Networked microgrids are still in their infancy and are predominantly research-based, with a few projects being explored by universities or national laboratories in simulated environments.

Give the vast geographic footprint of these microgrids and scalability limitations, there have been very few high-fidelity nested power systems that have been validated in a closed-loop situation with moderate to high DERs. Additionally, the business models for networked microgrids are complex and require multiple use cases and stacked benefits on both sides of the utility meter to be economically feasible. Models that require extracting both utility and customer value present challenges to utility stakeholders and the municipalities investigating the economic feasibility of smart cities or community microgrids.


Additionally, the regulatory environment is anticipated to evolve. A possible shift to a distribution system operator (DSO) model may enable new value streams to be derived from the implementation of grid-connected and networked microgrids.

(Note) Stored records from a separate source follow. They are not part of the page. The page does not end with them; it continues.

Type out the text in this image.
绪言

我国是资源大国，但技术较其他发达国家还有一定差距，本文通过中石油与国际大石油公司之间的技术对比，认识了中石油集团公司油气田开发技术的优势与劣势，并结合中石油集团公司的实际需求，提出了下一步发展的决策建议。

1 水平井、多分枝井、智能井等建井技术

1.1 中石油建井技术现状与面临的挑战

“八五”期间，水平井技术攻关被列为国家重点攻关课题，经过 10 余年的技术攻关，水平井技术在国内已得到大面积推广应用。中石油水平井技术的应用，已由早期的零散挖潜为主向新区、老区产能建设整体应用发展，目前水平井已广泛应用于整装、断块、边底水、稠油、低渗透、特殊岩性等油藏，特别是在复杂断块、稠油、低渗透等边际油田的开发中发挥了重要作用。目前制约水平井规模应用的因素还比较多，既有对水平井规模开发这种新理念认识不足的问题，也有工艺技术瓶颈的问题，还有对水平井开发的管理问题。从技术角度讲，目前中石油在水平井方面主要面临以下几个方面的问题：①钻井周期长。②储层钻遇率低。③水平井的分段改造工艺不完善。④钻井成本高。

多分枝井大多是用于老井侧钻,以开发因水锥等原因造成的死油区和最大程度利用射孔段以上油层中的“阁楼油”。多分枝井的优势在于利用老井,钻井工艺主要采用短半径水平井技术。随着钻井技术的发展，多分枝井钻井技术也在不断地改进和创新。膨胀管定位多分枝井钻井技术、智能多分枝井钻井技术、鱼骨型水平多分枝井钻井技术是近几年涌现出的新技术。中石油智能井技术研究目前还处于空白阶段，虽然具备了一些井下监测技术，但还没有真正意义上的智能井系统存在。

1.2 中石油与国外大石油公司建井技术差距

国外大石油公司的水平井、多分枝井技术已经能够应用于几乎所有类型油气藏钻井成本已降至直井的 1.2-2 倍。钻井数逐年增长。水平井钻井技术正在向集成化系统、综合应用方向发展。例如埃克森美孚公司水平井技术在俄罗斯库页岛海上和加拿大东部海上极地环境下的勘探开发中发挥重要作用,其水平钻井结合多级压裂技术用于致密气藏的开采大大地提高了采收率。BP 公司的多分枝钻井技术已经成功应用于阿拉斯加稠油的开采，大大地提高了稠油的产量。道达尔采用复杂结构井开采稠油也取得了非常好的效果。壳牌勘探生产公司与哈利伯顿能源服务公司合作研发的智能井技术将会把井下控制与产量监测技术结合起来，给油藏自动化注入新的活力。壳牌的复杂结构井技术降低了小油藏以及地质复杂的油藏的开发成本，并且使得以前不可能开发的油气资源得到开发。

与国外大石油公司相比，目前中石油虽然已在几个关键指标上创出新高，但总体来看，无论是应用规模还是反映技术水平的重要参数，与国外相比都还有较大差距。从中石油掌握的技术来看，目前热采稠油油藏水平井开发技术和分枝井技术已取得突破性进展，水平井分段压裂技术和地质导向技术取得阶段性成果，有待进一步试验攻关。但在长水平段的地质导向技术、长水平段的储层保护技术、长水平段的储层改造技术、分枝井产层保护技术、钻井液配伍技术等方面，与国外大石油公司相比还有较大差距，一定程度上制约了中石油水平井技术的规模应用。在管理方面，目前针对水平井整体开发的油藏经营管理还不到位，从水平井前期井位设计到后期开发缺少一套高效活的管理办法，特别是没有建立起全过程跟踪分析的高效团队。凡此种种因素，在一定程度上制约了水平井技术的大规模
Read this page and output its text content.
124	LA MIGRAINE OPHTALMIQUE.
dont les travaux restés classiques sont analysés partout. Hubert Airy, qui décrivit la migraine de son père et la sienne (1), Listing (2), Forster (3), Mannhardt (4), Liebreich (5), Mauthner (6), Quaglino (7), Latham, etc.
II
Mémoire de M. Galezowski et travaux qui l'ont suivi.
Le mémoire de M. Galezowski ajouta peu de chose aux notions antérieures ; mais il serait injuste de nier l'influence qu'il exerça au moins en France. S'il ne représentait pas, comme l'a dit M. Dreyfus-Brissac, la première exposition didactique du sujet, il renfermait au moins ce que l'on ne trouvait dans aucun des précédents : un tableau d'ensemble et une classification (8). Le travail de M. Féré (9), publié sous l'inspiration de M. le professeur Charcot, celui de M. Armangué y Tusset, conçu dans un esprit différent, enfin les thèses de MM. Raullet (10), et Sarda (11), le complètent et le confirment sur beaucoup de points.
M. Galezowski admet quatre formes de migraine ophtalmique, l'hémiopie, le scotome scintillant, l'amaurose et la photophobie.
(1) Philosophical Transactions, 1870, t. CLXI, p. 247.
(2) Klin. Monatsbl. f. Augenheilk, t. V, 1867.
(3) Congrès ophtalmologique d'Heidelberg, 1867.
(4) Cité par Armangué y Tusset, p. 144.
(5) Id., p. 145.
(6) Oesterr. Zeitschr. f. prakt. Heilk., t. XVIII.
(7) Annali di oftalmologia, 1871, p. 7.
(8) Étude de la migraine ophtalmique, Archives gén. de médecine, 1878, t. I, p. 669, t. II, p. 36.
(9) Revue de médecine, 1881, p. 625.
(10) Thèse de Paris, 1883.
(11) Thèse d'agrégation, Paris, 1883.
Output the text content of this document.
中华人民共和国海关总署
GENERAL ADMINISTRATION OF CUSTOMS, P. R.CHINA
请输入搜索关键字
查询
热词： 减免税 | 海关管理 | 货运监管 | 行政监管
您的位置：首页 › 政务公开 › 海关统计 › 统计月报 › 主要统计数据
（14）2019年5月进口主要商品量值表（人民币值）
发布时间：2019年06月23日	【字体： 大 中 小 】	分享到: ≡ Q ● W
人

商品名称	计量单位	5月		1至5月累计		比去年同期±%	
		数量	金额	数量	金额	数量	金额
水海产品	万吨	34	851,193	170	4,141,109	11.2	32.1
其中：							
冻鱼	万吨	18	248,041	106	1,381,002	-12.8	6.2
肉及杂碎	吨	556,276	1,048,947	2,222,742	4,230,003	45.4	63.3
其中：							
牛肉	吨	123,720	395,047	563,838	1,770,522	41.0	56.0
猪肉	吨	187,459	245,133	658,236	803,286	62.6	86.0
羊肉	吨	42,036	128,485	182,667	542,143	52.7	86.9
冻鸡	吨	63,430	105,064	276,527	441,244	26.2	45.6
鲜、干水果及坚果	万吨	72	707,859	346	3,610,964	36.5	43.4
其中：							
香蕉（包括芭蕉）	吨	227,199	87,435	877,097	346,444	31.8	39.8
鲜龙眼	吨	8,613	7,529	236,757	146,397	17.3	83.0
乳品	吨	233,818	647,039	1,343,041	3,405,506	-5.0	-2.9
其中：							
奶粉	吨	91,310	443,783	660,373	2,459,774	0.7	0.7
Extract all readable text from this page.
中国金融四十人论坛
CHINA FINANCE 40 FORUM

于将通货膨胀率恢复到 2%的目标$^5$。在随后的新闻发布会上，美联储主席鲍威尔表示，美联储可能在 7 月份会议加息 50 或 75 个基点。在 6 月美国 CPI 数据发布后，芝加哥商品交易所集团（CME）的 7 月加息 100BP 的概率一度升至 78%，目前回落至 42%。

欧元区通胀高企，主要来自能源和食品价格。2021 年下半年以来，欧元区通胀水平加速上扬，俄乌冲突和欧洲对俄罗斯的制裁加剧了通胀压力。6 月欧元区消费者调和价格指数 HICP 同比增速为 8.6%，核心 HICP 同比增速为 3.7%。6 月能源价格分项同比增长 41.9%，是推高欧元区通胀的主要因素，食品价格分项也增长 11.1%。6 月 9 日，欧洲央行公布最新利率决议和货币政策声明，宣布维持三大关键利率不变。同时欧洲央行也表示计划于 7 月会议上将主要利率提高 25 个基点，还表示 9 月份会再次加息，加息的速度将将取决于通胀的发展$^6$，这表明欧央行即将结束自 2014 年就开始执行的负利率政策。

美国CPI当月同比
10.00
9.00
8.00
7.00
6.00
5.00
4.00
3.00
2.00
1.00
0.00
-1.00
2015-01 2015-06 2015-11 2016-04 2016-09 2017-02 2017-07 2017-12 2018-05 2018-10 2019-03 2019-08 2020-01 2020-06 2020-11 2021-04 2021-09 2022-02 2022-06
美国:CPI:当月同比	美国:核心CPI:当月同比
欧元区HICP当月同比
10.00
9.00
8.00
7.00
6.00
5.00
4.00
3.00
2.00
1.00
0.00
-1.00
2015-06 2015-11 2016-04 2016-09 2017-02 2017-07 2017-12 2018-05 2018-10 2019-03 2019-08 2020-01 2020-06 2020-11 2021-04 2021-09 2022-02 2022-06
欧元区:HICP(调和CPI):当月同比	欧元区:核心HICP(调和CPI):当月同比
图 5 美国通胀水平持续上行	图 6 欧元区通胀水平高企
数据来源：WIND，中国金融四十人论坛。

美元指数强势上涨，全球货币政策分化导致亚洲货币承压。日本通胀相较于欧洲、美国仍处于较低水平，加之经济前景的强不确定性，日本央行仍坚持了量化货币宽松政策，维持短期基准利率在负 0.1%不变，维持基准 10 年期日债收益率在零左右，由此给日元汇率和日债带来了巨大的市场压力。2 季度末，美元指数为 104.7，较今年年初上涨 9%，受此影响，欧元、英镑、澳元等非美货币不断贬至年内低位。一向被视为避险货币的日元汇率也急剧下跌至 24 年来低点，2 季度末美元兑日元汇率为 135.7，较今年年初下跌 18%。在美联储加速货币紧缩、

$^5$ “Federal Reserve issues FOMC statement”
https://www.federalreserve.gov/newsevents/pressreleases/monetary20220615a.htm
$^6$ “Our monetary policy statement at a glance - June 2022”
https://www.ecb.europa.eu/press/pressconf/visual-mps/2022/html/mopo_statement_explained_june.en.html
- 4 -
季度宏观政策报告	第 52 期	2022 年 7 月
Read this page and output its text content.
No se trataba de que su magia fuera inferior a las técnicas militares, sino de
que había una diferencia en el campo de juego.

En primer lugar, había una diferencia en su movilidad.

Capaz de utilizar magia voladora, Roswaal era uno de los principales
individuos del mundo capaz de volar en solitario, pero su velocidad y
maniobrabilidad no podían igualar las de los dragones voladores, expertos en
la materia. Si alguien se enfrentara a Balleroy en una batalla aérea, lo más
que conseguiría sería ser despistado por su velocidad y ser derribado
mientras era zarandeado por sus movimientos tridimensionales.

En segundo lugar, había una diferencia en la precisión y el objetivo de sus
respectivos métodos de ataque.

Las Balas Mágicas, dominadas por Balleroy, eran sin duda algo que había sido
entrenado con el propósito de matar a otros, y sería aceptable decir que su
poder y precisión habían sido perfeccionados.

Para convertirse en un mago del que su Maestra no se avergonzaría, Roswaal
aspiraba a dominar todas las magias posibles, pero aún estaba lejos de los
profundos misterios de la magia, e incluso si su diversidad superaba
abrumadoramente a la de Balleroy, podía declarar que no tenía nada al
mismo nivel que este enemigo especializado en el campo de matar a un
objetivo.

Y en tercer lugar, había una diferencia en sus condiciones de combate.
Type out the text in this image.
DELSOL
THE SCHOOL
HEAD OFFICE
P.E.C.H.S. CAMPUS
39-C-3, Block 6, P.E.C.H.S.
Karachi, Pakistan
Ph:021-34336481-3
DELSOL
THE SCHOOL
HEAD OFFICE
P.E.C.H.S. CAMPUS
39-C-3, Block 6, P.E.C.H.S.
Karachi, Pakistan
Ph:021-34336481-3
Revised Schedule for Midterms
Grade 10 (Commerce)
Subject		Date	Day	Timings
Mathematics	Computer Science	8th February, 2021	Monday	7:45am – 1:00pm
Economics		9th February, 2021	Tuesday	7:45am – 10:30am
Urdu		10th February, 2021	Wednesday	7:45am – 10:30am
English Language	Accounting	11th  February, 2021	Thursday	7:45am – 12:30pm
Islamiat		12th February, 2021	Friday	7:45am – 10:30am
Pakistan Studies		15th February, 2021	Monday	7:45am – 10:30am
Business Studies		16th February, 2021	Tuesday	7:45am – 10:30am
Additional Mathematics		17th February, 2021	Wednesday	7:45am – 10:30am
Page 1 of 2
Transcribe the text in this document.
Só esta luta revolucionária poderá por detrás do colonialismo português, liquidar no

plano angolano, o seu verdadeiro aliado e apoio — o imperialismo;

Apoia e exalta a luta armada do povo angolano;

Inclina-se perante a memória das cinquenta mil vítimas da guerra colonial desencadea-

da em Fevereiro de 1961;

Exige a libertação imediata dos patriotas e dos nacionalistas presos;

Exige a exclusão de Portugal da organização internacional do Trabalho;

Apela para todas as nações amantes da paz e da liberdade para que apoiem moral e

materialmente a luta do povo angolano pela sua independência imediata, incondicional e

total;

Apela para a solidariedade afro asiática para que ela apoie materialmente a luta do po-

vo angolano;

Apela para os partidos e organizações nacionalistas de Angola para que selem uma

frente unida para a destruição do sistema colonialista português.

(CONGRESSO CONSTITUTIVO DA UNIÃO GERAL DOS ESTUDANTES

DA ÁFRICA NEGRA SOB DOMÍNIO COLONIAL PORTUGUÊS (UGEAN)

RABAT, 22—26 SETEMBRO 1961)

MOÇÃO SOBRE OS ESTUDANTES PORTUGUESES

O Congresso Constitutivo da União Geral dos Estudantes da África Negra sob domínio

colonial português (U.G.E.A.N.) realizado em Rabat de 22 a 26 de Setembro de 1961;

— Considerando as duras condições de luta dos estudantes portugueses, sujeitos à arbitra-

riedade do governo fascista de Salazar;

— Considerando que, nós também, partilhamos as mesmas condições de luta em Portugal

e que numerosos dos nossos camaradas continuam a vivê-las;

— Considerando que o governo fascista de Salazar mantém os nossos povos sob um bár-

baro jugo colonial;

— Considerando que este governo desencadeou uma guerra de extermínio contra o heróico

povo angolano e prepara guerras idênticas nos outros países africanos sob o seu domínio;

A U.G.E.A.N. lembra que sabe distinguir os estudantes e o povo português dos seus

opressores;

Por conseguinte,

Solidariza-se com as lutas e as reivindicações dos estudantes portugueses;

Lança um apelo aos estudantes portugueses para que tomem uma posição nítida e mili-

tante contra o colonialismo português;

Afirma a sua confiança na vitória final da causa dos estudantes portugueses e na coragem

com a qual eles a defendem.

We are still early in the evolution of microgrids and in the integration of grid-connected DERs.

3. Is this hype or does it offer real value?


Microgrids, when comprised of interoperable assets, can deliver cost savings and flexibility, and can leverage existing infrastructure based on the use case and even a mix of customer and utility assets. Additionally, when incorporating modular and standardized approaches for design, integration and operation, a more efficient and repeatable microgrid solution can be offered as a product or service.


Grid-connected and networked microgrids have the potential to provide real value to utilities and their customers. Extracting this value will require changes to both traditional utility business model analysis and the regulatory review and approval process. This is starting to happen in the industry, such as in Hawaii,1  where regulators are proposing new incentives to accelerate investments in DERs and microgrids.


In summary, many specific cases offer value today, and it is anticipated more value can be derived as regulatory processes further progress and designs become more advanced and standardized.


This article was written by Dr. Stuart Laval.


Dr. Laval is a member of Duke Energy’s Emerging Technology Office, where he leads the development of grid-edge operational technologies and pioneering utility interoperability standards. He currently serves as the co-chairman of the Open Field Message Bus (OpenFMB) task forces at the UCA International Users Group (UCAIug) and North American Energy Standards Board (NAESB). Dr. Laval has more than 15 years of experience in the development of over 30 technology solutions in electric utility power systems, telecommunications and power electronics. He holds a bachelor’s degree and master’s degree in electrical engineering and computer science from MIT, an MBA from Rollins College, and a Ph.D. in industrial engineering from the University of Central Florida.